August 15, 2009


So I now have six long weeks to think about my surgery. To fret, freak out and be a complete and utter you-know-what to my husband. Because he is the one that gets the brunt of my fear and anger. I try to apologize at every chance for my behavior. There's no excuse. My friends tell me it's understandable. But really, I'm not a nice person for this time. And he doesn't deserve that. Not at all.

It turns out that postponing surgery does not make it better. In fact, it gives your daymares (or at least that's what I'm calling them). For the three weeks leading up to my surgery I go from worry to obsession to panic. I am consumed with fear about what will happen. After two long weeks of awful behavior on my part, I finally explain to my husband what has been happening. I start with another apology and then say, "Every day for the past two weeks, a thousand times a day, I die on the operating table during my surgery. And the one or two times a day that I don't die, I have cancer."

I explain that these are my daydreams, nightmares throughout the day - daymares. I tell him that it doesn't end when I go to sleep - all night long, I play these over and over in my head. I am more exhausted than before. He does what he has done a hundred times since we were at the doctor's office. He pulls me close, gives me a hug, and tells me that everything will be okay. And I want to believe him. But part of me feels that something isn't right. I ask for him to keep telling me this everyday. Because until it's over and we have the test results, I won't believe it. But I will try...

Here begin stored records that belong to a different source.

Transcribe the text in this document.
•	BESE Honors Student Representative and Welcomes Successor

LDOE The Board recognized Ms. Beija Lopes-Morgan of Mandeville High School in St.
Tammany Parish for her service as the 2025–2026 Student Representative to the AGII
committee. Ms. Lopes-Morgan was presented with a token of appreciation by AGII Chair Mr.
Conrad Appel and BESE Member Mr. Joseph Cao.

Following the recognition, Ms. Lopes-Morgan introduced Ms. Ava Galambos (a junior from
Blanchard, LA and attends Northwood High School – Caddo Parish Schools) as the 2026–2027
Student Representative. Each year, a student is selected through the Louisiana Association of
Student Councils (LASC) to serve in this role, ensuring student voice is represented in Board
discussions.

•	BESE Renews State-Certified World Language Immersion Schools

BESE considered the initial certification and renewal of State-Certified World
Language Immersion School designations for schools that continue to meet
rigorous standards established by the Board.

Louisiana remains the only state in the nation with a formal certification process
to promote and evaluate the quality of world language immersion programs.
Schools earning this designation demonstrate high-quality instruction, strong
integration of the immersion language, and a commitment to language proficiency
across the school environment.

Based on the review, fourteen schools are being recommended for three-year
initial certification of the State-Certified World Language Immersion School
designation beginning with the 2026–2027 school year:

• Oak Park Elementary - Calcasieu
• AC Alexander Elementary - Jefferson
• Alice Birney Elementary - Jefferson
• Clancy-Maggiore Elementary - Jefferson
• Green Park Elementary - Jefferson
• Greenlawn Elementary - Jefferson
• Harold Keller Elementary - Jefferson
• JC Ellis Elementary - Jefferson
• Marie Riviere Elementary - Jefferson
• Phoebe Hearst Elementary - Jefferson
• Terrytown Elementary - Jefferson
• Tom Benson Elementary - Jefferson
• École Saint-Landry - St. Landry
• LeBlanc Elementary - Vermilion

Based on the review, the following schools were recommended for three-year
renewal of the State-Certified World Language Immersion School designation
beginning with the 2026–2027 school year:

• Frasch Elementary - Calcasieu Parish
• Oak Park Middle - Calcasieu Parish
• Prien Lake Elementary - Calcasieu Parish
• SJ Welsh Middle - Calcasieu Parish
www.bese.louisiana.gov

  1. Hey Kristin! Haven't dropped by for ages - just been so busy with everything - and now I feel so bad! An operation? That's scary. You're allowed to be scared and cranky. It's a big deal. But you know what? Because you know it's a big deal and you're being scared you'll deal with it. Thinking of you and sending happy thoughts.


  2. Kristin, ywhile surgery is never to be taken lightly, you'll be fine and you'll go forward. A good friend of mine went through what you're going through and she's doing great.

    I am on medication for my thryoid and will be my whole life. I did not have tumors or surgery. But what helped me most was finding my own information--Mary Shomon has done a LOT of consumer advocation and education. Her book "Living Well With Hypothryroidism" was incredibly useful. Also getting an endocrinologist is key.

    It will take a long time to get your thryoid hormones right after the surgery, but it will happen and you can do this.

  3. I hope everything goes well. Please know that I am thinking of you.